Brynn slumped against the seat, bile creeping up the back of her throat. She locked her jaw and squeezed her eyes shut. The last thing she wanted was to wind up doubled over emptying her stomach—and with an audience, no less.

“You nearly took us over the bloody cliff,” Reece snarled.

Even if she could have spoken without retching, she didn’t have a clue what to say. The minute her gaze had landed on the ocean, her brain ceased functioning. Her body had locked up except to steer where she looked.

She’d had panic attacks before when faced with large bodies of water, but she’d never shut down so completely. To be fair, she’d never come face-to-face with the place where her phobia had originated, either.

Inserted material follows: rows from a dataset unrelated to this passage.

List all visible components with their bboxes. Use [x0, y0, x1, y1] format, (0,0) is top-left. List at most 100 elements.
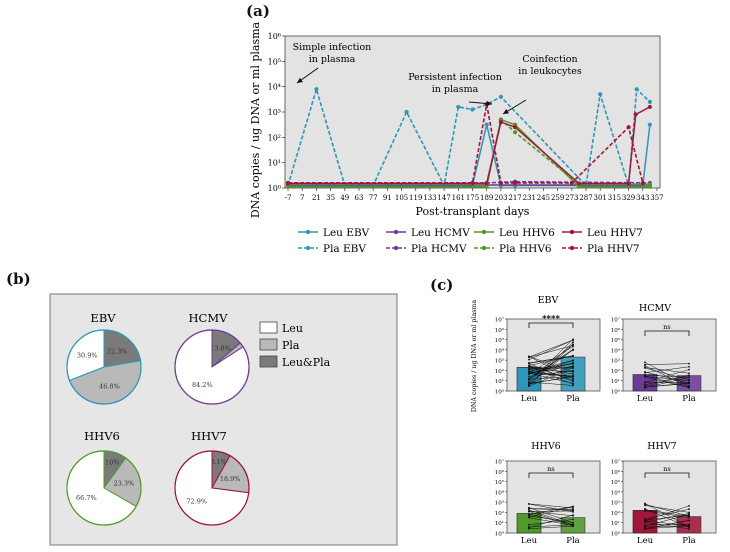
pie-title-hcmv: HCMV [189, 311, 229, 325]
bar-y-tick-label: 10² [495, 510, 504, 517]
bar-category-label: Pla [682, 394, 696, 404]
paired-line [644, 367, 690, 374]
bar-y-tick-label: 10² [611, 368, 620, 375]
data-point-pla-hhv7 [569, 180, 574, 186]
x-tick-label: 119 [409, 194, 422, 202]
annotation-coinfection: in leukocytes [518, 66, 582, 77]
bar-y-tick-label: 10² [611, 510, 620, 517]
bar-title-hhv6: HHV6 [531, 441, 560, 452]
pie-slice-label: 30.9% [77, 352, 98, 360]
paired-point [644, 371, 646, 374]
bar-title-ebv: EBV [538, 295, 559, 306]
bar-y-tick-label: 10³ [611, 358, 620, 365]
paired-point [688, 379, 690, 382]
significance-label: **** [542, 314, 560, 324]
paired-point [572, 525, 574, 528]
x-tick-label: 259 [551, 194, 564, 202]
bar-category-label: Pla [566, 394, 580, 404]
x-tick-label: 231 [523, 194, 536, 202]
x-tick-label: 49 [340, 194, 349, 202]
data-point-pla-ebv [404, 109, 409, 115]
paired-point [572, 524, 574, 526]
bar-category-label: Leu [521, 536, 538, 546]
paired-point [528, 513, 530, 516]
y-tick-label: 10³ [268, 108, 281, 117]
paired-point [528, 503, 530, 505]
x-tick-label: 77 [369, 194, 378, 202]
x-tick-label: 105 [395, 194, 408, 202]
pie-slice-label: 23.3% [114, 480, 135, 488]
paired-point [528, 378, 530, 380]
legend-swatch-dot [481, 229, 487, 235]
y-axis-label: DNA copies / ug DNA or ml plasma [249, 21, 262, 218]
pie-legend-swatch [259, 321, 278, 334]
paired-line [644, 520, 690, 527]
data-point-leu-hhv7 [633, 112, 638, 117]
legend-swatch-dot [305, 229, 311, 235]
paired-line [528, 372, 574, 377]
paired-point [644, 383, 646, 386]
bar-category-label: Leu [637, 536, 654, 546]
paired-point [644, 376, 646, 378]
x-tick-label: 189 [480, 194, 493, 202]
pie-legend-label: Pla [282, 339, 300, 352]
paired-point [572, 349, 574, 351]
paired-point [528, 372, 530, 374]
pie-outline-hhv7 [174, 450, 250, 526]
bar-y-tick-label: 10⁵ [611, 479, 620, 486]
paired-line [644, 504, 690, 517]
x-tick-label: 301 [594, 194, 607, 202]
paired-point [572, 366, 574, 369]
paired-point [572, 373, 574, 375]
paired-point [572, 359, 574, 362]
bar-category-label: Pla [682, 536, 696, 546]
paired-point [572, 370, 574, 373]
x-tick-label: 133 [423, 194, 436, 202]
bar-y-tick-label: 10¹ [611, 520, 620, 527]
significance-bracket [528, 322, 574, 328]
paired-line [644, 503, 690, 527]
paired-point [572, 377, 574, 380]
series-line-leu-hhv6 [288, 118, 650, 188]
paired-line [644, 371, 690, 384]
paired-point [644, 519, 646, 521]
bar-y-tick-label: 10⁶ [495, 469, 505, 476]
paired-point [528, 362, 530, 365]
paired-point [572, 365, 574, 368]
paired-line [644, 524, 690, 526]
pie-slice-label: 84.2% [192, 381, 213, 389]
paired-line [644, 376, 690, 388]
paired-line [644, 508, 690, 520]
paired-line [528, 508, 574, 511]
x-tick-label: 147 [437, 194, 450, 202]
paired-line [528, 509, 574, 526]
pie-slice-label: 8.1% [210, 458, 227, 466]
paired-point [572, 505, 574, 508]
paired-point [688, 528, 690, 530]
bar-y-tick-label: 10¹ [611, 378, 620, 385]
paired-point [528, 514, 530, 517]
pie-legend-swatch [259, 355, 278, 368]
paired-point [528, 510, 530, 513]
legend-label: Pla HCMV [411, 243, 467, 255]
data-point-pla-hhv6 [647, 182, 652, 187]
paired-line [528, 514, 574, 528]
data-point-pla-hhv7 [498, 180, 503, 186]
legend-label: Leu HHV7 [587, 227, 643, 239]
paired-line [528, 525, 574, 529]
bar-y-tick-label: 10³ [611, 500, 620, 507]
y-tick-label: 10⁰ [268, 184, 281, 193]
paired-point [572, 344, 574, 347]
significance-label: ns [547, 465, 555, 473]
paired-point [688, 362, 690, 365]
paired-point [688, 508, 690, 511]
legend-swatch-dot [569, 245, 575, 251]
legend-swatch-dot [569, 229, 575, 235]
paired-point [528, 507, 530, 510]
x-tick-label: 343 [636, 194, 649, 202]
paired-line [528, 356, 574, 364]
paired-line [644, 369, 690, 383]
x-tick-label: 357 [650, 194, 663, 202]
paired-line [644, 376, 690, 381]
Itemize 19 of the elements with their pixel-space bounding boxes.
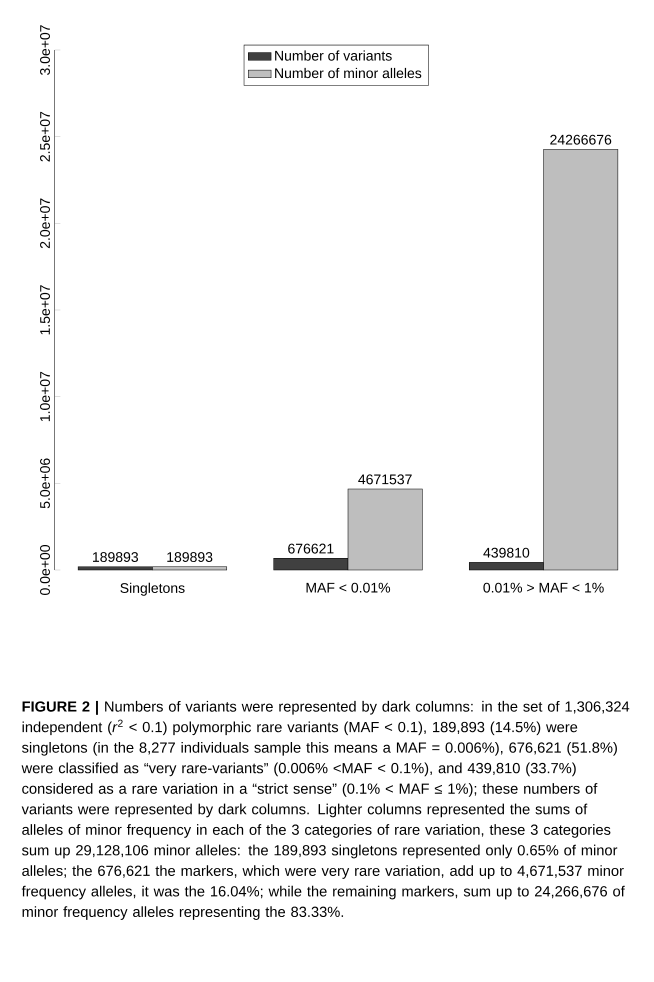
y-tick-label: 2.5e+07 xyxy=(40,112,50,162)
x-tick-label: MAF < 0.01% xyxy=(306,582,390,593)
y-tick-label: 1.0e+07 xyxy=(40,372,50,422)
y-tick-label: 3.0e+07 xyxy=(40,25,50,75)
data-label: 439810 xyxy=(483,548,530,558)
data-label: 4671537 xyxy=(358,474,412,484)
x-tick-label: 0.01% > MAF < 1% xyxy=(483,582,604,593)
y-tick-label: 5.0e+06 xyxy=(40,458,50,508)
y-tick-label: 2.0e+07 xyxy=(40,198,50,248)
legend-label: Number of variants xyxy=(275,50,392,61)
legend-label: Number of minor alleles xyxy=(275,68,422,78)
data-label: 676621 xyxy=(288,544,334,554)
y-tick-label: 1.5e+07 xyxy=(40,285,50,334)
x-tick-label: Singletons xyxy=(120,582,185,596)
text: FIGURE 2 | Numbers of variants were represented by dark columns: in the set of 1,306,324 independent (r$^{2}$ < 0.1) polymorphic rare variants (MAF < 0.1), 189,893 (14.5%) were singletons (in the 8,277 individuals sample this means a MAF = 0.006%), 676,621 (51.8%) were classified as “very rare-variants” (0.006% <MAF < 0.1%), and 439,810 (33.7%) considered as a rare variation in a “strict sense” (0.1% < MAF ≤ 1%); these numbers of variants were represented by dark columns. Lighter columns represented the sums of alleles of minor frequency in each of the 3 categories of rare variation, these 3 categories sum up 29,128,106 minor alleles: the 189,893 singletons represented only 0.65% of minor alleles; the 676,621 the markers, which were very rare variation, add up to 4,671,537 minor frequency alleles, it was the 16.04%; while the remaining markers, sum up to 24,266,676 of minor frequency alleles representing the 83.33%. xyxy=(22,700,630,920)
data-label: 189893 xyxy=(167,552,212,562)
y-tick-label: 0.0e+00 xyxy=(40,545,50,595)
data-label: 24266676 xyxy=(550,134,612,145)
data-label: 189893 xyxy=(93,552,138,562)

Cold dread curdled her insides. Had she made a mistake coming here? All those questions, maybe she was better off not knowing the answers.

Something brushed her stomach. She jerked back and opened her eyes. Reece reached across her lap.

“What are you doing?” she muttered, between clenched teeth.

“You’re white as death.” He pressed the button, lowering her window. Frigid air swept inside. The soft hush of the surf beating the shore filled her ears and a quiver rippled up her spine.

“Put your head down before you’re sick or pass out.” Reece pressed his hand to her back, forcing her to bend forward and to the side of the steering wheel. She might have argued, but she didn’t trust her insides enough to open her mouth.

Heat from his palm seeped through her knit jacket, warming her despite the wind gusting through the window. Brynn let out a slow breath, releasing some of the tension gripping her. She closed her eyes, dragged in another gulp of damp air. The pounding of her heart eased, and her breathing turned regular.